Hearing Aide: The Weeknd, ‘My Dear Melancholy,’

The Weeknd released a six-track EP called My Dear Melancholy, as a surprise in the early morning of Friday, March 30, following up his previous effort, 2016’s Starboy. Earlier that day, The Weeknd had posted a photo of the cover art of the EP with the caption “tonight,” leading fans to correctly speculate that they would hear new material that evening.

My Dear Melancholy, was launched through XO and Republic Records. It’s a direct, dark message that describes the lows that come with ending a relationship. Its synth waves matched with blunted 808 kicks and lo-fi Moog leads create the perfect film noir atmosphere for a dramatic reading of this letter in a high pitch, saccharine croon. The featured vocal style features a redux of influences like Michael Jackson and Prince, and mingles well with contemporaries such as Bruno Mars and 6lack. Much like the cover art, Melancholy is a unique cross between new age R & B; hip hop bass and drum lines with Halloween synth parts and moody melodies.

“Call Out My Name” opens the EP and describes a bad relationship, labeled a “mistake” in the first verse. The narrator, born Abel Tesfaye, 28, denies responsibility for the relationship’s downfall, accusing the former partner of “wasting [his] time.” The theme of time wasting comes up again as the title of the third track, “Wasted Times,” where Tesfaye introduces a second relationship, one that occurred a long time ago. In this track, he compares the two relationships, saying that “she wasn’t even half of you,” as an ode to the one who got away.

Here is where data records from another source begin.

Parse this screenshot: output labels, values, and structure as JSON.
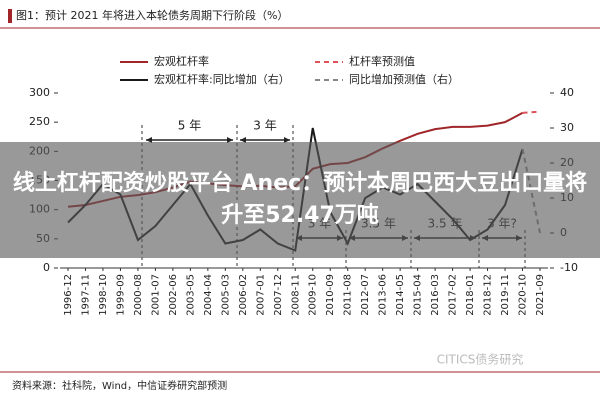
{
  "chart_data": {
    "type": "line",
    "title": "图1：预计 2021 年将进入本轮债务周期下行阶段（%）",
    "categories": [
      "1996-12",
      "1997-11",
      "1998-10",
      "1999-09",
      "2000-08",
      "2001-07",
      "2002-06",
      "2003-05",
      "2004-04",
      "2005-03",
      "2006-02",
      "2007-01",
      "2007-12",
      "2008-11",
      "2009-10",
      "2010-09",
      "2011-08",
      "2012-07",
      "2013-06",
      "2014-05",
      "2015-04",
      "2016-03",
      "2017-02",
      "2018-01",
      "2018-12",
      "2019-11",
      "2020-10",
      "2021-09"
    ],
    "series": [
      {
        "name": "宏观杠杆率",
        "color": "#a0262a",
        "dashed": false,
        "axis": "y",
        "values": [
          105,
          108,
          115,
          122,
          125,
          130,
          138,
          148,
          145,
          142,
          140,
          141,
          138,
          140,
          170,
          178,
          180,
          190,
          205,
          218,
          230,
          238,
          242,
          242,
          244,
          250,
          266,
          null
        ]
      },
      {
        "name": "杠杆率预测值",
        "color": "#e0525a",
        "dashed": true,
        "axis": "y",
        "values": [
          null,
          null,
          null,
          null,
          null,
          null,
          null,
          null,
          null,
          null,
          null,
          null,
          null,
          null,
          null,
          null,
          null,
          null,
          null,
          null,
          null,
          null,
          null,
          null,
          null,
          null,
          266,
          268
        ]
      },
      {
        "name": "宏观杠杆率:同比增加（右）",
        "color": "#1a1a1a",
        "dashed": false,
        "axis": "y2",
        "values": [
          3,
          8,
          14,
          11,
          -2,
          2,
          8,
          14,
          5,
          -3,
          -2,
          1,
          -3,
          -5,
          30,
          6,
          -3,
          10,
          13,
          11,
          14,
          9,
          4,
          -2,
          1,
          8,
          24,
          null
        ]
      },
      {
        "name": "同比增加预测值（右）",
        "color": "#888888",
        "dashed": true,
        "axis": "y2",
        "values": [
          null,
          null,
          null,
          null,
          null,
          null,
          null,
          null,
          null,
          null,
          null,
          null,
          null,
          null,
          null,
          null,
          null,
          null,
          null,
          null,
          null,
          null,
          null,
          null,
          null,
          null,
          24,
          0
        ]
      }
    ],
    "ylim": [
      0,
      300
    ],
    "yticks": [
      0,
      50,
      100,
      150,
      200,
      250,
      300
    ],
    "y2lim": [
      -10,
      40
    ],
    "y2ticks": [
      -10,
      0,
      10,
      20,
      30,
      40
    ],
    "annotations": [
      "5 年",
      "3 年",
      "3 年",
      "3.5 年",
      "3.5 年",
      "3 年?"
    ],
    "source": "资料来源：社科院，Wind，中信证券研究部预测",
    "watermark": "CITICS债务研究"
  },
  "overlay": {
    "text": "线上杠杆配资炒股平台 Anec：预计本周巴西大豆出口量将升至52.47万吨"
  }
}
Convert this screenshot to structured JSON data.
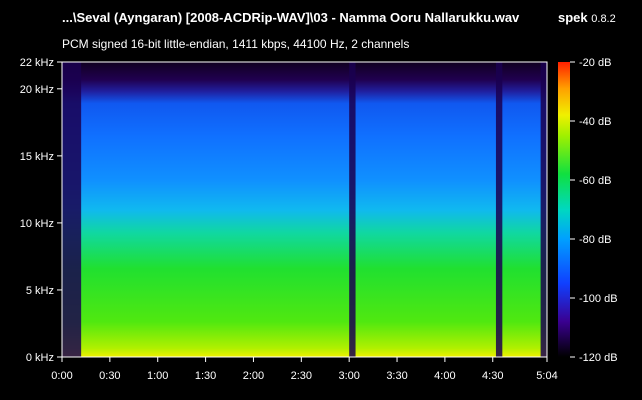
{
  "header": {
    "file_title": "...\\Seval (Ayngaran) [2008-ACDRip-WAV]\\03 - Namma Ooru Nallarukku.wav",
    "app_name": "spek",
    "app_version": "0.8.2",
    "audio_info": "PCM signed 16-bit little-endian, 1411 kbps, 44100 Hz, 2 channels"
  },
  "colors": {
    "background": "#000000",
    "text": "#ffffff",
    "palette": [
      "#000000",
      "#200050",
      "#3a0090",
      "#1040ff",
      "#00a0ff",
      "#00d8c0",
      "#10e040",
      "#a0f000",
      "#f0f000",
      "#ffa000",
      "#ff3000"
    ]
  },
  "chart_data": {
    "type": "heatmap",
    "x_axis": {
      "range_seconds": [
        0,
        304
      ],
      "ticks": [
        {
          "value": 0,
          "label": "0:00"
        },
        {
          "value": 30,
          "label": "0:30"
        },
        {
          "value": 60,
          "label": "1:00"
        },
        {
          "value": 90,
          "label": "1:30"
        },
        {
          "value": 120,
          "label": "2:00"
        },
        {
          "value": 150,
          "label": "2:30"
        },
        {
          "value": 180,
          "label": "3:00"
        },
        {
          "value": 210,
          "label": "3:30"
        },
        {
          "value": 240,
          "label": "4:00"
        },
        {
          "value": 270,
          "label": "4:30"
        },
        {
          "value": 304,
          "label": "5:04"
        }
      ]
    },
    "y_axis": {
      "range_khz": [
        0,
        22
      ],
      "ticks": [
        {
          "value": 0,
          "label": "0 kHz"
        },
        {
          "value": 5,
          "label": "5 kHz"
        },
        {
          "value": 10,
          "label": "10 kHz"
        },
        {
          "value": 15,
          "label": "15 kHz"
        },
        {
          "value": 20,
          "label": "20 kHz"
        },
        {
          "value": 22,
          "label": "22 kHz"
        }
      ]
    },
    "color_scale": {
      "range_db": [
        -120,
        -20
      ],
      "ticks": [
        {
          "value": -20,
          "label": "-20 dB"
        },
        {
          "value": -40,
          "label": "-40 dB"
        },
        {
          "value": -60,
          "label": "-60 dB"
        },
        {
          "value": -80,
          "label": "-80 dB"
        },
        {
          "value": -100,
          "label": "-100 dB"
        },
        {
          "value": -120,
          "label": "-120 dB"
        }
      ]
    },
    "quiet_segments_seconds": [
      [
        0,
        12
      ],
      [
        180,
        184
      ],
      [
        272,
        276
      ],
      [
        300,
        304
      ]
    ]
  }
}
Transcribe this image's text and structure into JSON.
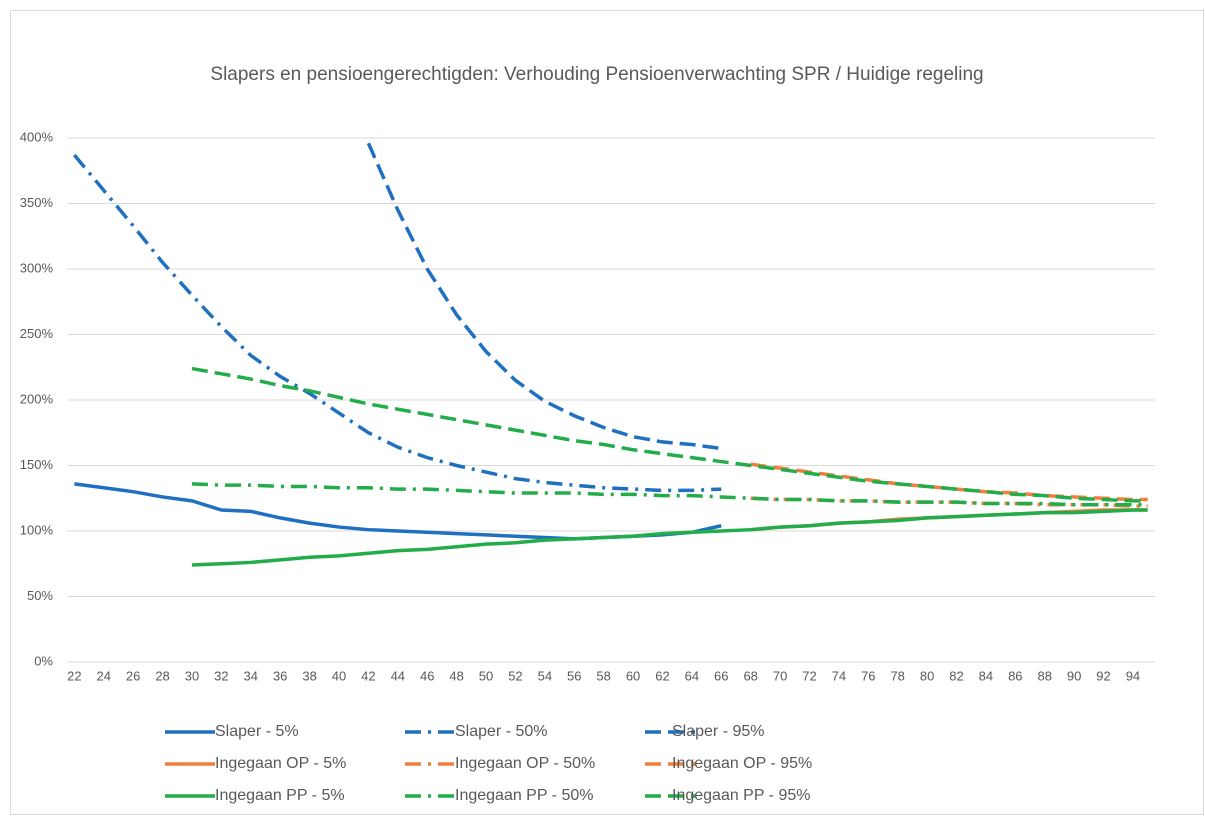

Perhaps his downfall is that his lyrics have no repentance. He refuses to see his own faults in the described situation and he attempts to make the subject jealous, while also complaining that she dates other people. Instead of contemplating what he could have done better, he wastes time by both bragging about his wounds and shifting blame throughout the narrative. But his broken heart is consumable. It works. It sells. It’s tearfully, deliciously entertaining.

Although Tesfaye has possibly the most recognizable face in modern hip hop and pop music, he keeps a relatively low profile in the public eye, rarely giving interviews or confirming information about his personal life. This adds to the air of mystery that is also carried through the image and production of the EP. Melancholy hosts collaborators such as Gesaffelstein, who produced tracks 4 and 5, “Hurt You,” and “I Was Never There.” Other producers, co – producers, and collaborators included Frank Dukes (tracks 1, 2, 3, 4, and 6); Cirkut (track 5); Marz (track 2); and more. Tesfaye handled executive production after multiple tours throughout 2016 and ‘17 following Starboy.

Overall, My Dear Melancholy, keeps the presentation short, sweet, and sad; yet hopefully open-ended like the comma attached to the title. It’s a tragic story, but it gives a lot of insight into its subject in a way many listeners can understand. Atmospheric, smokey production with a few plot twists that work are a great pairing with the emotional lyrics and intense delivery. Although sometimes extra, The Weeknd delivered a solid performance and debuted a message about a darker time in life, and his pain comes across as genuine.


My Dear Melancholy, can be found on all major digital music platforms.